An aged aunt gave me an even more aged one-finger typewriter with the characters revolving on a little drum and I used it to tap out a science fiction story. It was highly derivative and was inevitably rejected by the one British science fiction magazine then in existence. I think I tore it up.
At college, I wrote a few autobiographical short stories (this was the Angry Young man era) but, again, a few rejections and they were tucked in a drawer to disappear in one of countless changes of accommodation in subsequent years.
Of course, there was writing for student publications at college, for a monthly institutional newspaper in my first job, for press releases and newsletters in publicity jobs, for theatre and film magazines, for careers booklets and videos. But this was all non-fiction much of it interview based. All the while I had a feeling I was no good at writing dialogue and so did not attempt it.
Until I hit a period of slack freelance employment and tried my hand at a humorous science fiction novel a la Douglas Adams.

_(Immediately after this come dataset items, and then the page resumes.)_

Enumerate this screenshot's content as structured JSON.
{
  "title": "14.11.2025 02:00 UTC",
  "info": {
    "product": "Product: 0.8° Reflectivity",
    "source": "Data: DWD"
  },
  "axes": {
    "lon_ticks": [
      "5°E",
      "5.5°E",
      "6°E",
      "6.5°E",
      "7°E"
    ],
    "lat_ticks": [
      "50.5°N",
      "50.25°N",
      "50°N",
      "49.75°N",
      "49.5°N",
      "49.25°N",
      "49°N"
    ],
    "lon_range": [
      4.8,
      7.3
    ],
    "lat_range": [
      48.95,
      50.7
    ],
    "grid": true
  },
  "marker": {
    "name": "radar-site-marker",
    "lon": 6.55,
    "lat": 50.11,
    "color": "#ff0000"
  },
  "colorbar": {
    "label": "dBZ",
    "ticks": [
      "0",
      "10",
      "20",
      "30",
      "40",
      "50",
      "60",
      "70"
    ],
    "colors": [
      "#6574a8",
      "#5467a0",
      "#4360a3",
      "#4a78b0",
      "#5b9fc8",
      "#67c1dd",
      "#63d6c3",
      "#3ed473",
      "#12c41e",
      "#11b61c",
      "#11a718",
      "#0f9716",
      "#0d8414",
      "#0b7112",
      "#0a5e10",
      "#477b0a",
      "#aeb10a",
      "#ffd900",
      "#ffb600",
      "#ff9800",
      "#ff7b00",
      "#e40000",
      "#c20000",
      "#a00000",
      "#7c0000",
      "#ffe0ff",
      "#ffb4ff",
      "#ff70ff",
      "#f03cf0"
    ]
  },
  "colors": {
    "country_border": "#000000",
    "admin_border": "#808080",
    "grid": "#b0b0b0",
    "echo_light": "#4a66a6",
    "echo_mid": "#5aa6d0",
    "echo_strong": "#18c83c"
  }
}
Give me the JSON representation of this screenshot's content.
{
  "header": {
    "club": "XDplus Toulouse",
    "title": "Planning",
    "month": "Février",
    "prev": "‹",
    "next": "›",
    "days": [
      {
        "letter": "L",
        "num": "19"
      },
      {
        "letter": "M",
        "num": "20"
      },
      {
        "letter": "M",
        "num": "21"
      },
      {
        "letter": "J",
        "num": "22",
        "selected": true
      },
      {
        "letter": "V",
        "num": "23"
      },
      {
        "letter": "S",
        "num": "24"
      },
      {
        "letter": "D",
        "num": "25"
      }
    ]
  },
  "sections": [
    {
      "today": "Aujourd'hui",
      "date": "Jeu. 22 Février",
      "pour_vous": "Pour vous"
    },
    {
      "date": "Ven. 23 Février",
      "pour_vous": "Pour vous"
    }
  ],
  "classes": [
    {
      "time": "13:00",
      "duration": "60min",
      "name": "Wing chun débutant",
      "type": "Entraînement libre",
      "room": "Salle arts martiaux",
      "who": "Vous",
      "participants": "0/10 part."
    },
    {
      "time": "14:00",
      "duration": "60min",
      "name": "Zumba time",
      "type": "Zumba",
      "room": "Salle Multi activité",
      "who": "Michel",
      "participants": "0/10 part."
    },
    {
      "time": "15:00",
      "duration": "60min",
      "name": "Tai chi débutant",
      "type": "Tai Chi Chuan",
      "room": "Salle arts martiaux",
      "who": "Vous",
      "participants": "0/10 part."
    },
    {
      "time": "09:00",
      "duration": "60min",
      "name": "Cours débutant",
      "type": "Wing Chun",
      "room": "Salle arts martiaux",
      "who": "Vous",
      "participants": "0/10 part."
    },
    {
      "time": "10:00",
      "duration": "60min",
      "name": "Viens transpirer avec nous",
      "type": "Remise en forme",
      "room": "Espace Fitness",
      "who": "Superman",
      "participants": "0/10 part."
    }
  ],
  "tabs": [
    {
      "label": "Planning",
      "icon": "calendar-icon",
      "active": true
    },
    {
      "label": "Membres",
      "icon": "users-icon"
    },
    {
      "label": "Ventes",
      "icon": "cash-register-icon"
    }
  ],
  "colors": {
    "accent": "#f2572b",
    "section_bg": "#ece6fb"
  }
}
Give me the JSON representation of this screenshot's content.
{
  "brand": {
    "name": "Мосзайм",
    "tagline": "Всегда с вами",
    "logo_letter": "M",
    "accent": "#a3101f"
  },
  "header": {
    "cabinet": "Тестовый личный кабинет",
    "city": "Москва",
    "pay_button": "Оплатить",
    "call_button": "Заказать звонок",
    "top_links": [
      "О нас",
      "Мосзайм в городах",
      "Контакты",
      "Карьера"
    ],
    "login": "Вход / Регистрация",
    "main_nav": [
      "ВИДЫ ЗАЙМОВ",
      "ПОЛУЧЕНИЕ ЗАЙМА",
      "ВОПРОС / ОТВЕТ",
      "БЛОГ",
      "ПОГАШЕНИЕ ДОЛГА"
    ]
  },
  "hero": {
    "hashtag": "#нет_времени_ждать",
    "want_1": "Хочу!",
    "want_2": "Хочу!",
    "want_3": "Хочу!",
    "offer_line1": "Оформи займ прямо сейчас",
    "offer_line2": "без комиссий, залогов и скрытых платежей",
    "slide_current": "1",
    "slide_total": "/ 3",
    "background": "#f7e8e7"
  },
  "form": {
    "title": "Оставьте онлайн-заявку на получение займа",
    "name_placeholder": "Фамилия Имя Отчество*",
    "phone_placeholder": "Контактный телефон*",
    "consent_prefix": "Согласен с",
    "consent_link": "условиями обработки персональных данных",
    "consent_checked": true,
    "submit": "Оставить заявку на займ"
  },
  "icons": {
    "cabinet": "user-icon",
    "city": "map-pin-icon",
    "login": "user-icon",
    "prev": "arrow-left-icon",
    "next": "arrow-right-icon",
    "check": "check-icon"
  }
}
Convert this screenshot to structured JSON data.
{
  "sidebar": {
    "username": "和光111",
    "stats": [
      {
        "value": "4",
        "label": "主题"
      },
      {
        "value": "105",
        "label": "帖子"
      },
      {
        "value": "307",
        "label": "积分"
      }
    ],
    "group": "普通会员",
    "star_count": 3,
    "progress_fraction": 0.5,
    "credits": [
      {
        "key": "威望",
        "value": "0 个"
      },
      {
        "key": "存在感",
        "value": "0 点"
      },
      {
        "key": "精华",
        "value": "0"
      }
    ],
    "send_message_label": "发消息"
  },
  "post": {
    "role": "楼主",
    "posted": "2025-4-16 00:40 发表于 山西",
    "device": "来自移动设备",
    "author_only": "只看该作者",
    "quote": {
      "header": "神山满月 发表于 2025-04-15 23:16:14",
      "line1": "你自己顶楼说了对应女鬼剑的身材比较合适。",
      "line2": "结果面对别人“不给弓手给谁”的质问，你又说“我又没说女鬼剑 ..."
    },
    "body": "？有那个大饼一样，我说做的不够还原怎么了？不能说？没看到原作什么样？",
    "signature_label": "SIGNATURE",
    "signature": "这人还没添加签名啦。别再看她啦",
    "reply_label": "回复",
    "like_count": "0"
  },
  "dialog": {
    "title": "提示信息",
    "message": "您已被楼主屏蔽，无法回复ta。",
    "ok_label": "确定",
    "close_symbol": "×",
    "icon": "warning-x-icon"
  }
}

It didn’t work out but got far enough to persuade me I was within striking distance.
Two house moves and another country later, with house-sale proceeds in the bank, I tried my hand at a film script, a Western believe it or not. It was awful. The characters cardboard, their speeches long and turgid. But the next one, for some unknown reason, suddenly the characters were communicating in short, snappy, colourful, humorous dialogue.
I still don’t know what worked the change and it didn’t breed immediate success but it meant that when I tackled the next novel the characterisation and dialogue worked fine, I could handle the description and narrative from years of observation and writing for non-fiction, and the research in many and diverse fields of commerce, industry and commumications gave me masses of material that transposed quite easily across the centuries to Ancient Athens. So experience does have its benefits for a writer.